Prima dell'acquisto: hai le idee chiare?

I giocattoli anni '80 hanno aperto la strada a quelli dei giorni nostri, introducendo personaggi ispirati ai cartoni animati con cui i bambini potessero immedesimarsi. Non sono, però, mancati scandali legati a giocattoli pericolosi, sia a causa della scarsa qualità dei materiali costruttivi utilizzati che per l’impiego di componenti troppo minuti. Col tempo le grandi aziende si sono impegnate a produrre oggetti più sicuri, la cui qualità è via via cresciuta. Inoltre, la loro messa in vendita è oggi vincolata a regole estremamente ferree. Ecco di seguito riassunti gli elementi chiave della nostra guida:

Prezzo
In apertura, abbiamo inserito la consueta valutazione sul prezzo di vendita degli articoli. Premettendo che l'acquisto online ci permette quasi sempre di risparmiare, abbiamo selezionato i giocattoli migliori suddividendoli in tre fasce di prezzo: economica (entro 30 euro), media (da 30 a 100) e alta (oltre 100 euro).

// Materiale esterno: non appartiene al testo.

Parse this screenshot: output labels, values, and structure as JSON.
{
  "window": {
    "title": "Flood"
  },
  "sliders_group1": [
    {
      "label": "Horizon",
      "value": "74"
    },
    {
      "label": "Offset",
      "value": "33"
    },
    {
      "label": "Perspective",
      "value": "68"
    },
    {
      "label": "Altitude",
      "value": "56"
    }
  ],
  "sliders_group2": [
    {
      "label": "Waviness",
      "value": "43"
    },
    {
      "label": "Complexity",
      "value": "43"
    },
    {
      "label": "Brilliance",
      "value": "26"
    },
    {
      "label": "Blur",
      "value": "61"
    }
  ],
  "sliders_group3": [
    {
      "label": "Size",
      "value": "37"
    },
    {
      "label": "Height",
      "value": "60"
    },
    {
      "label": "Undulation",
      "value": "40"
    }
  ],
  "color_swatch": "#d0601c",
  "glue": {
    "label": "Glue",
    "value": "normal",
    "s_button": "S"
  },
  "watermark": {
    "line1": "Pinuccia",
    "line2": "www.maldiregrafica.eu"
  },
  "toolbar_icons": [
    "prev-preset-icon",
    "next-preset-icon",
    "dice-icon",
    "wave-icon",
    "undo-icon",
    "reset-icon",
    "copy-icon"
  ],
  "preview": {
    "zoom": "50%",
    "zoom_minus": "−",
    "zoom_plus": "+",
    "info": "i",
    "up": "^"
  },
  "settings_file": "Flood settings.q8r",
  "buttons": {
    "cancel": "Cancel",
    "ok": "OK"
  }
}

Normativa vigente e standard di sicurezza
Parte tutto da qui, dalla sicurezza, l'aspetto davvero imprescindibile dei giochi per bambini. E per garantirne standard elevati, è stato ideato un corpus di norme a livello europeo che potessero tutelare la salute dei più piccoli. Vedremo, quindi, quali sono le regole da rispettare per immettere un giocattolo in commercio affinché non rappresenti un pericolo per i bimbi.

Le fasce d'età
Uno degli aspetti più rilevanti da tenere d'occhio è la fascia d'età alla quale il giocattolo si rivolge. E proprio per questo, tale informazione deve per obbligo essere inserita nell'etichetta del prodotto o stampata sulla scatola. Sì perché, oltre a mostrarsi poco divertente, un giocattolo scelto senza tenere presente l'età del bimbo, potrebbe risultare pericoloso. Vedremo, quindi, quali sono le fasce principali e come si differenziano i giocattoli ad esse dedicati.

Per lui, per lei o unisex
La questione di genere per ciò che riguarda i giocattoli è abbastanza spinosa. I bambini, infatti, dovrebbero poter dare libero sfogo alla propria fantasia con i giochi che preferiscono, indipendentemente che siano indirizzati ad un pubblico maschile o femminile. Ma l'industria del giocattolo la pensa diversamente e tende a categorizzare in modo abbastanza netto, usando un approccio decisamente tradizionalista. Vedremo, quindi, secondo il mercato, quali sono i giocattoli più gettonati per lui e per lei. Senza perdere mai di vista quelli unisex come gli iconici LEGO e Playmobil.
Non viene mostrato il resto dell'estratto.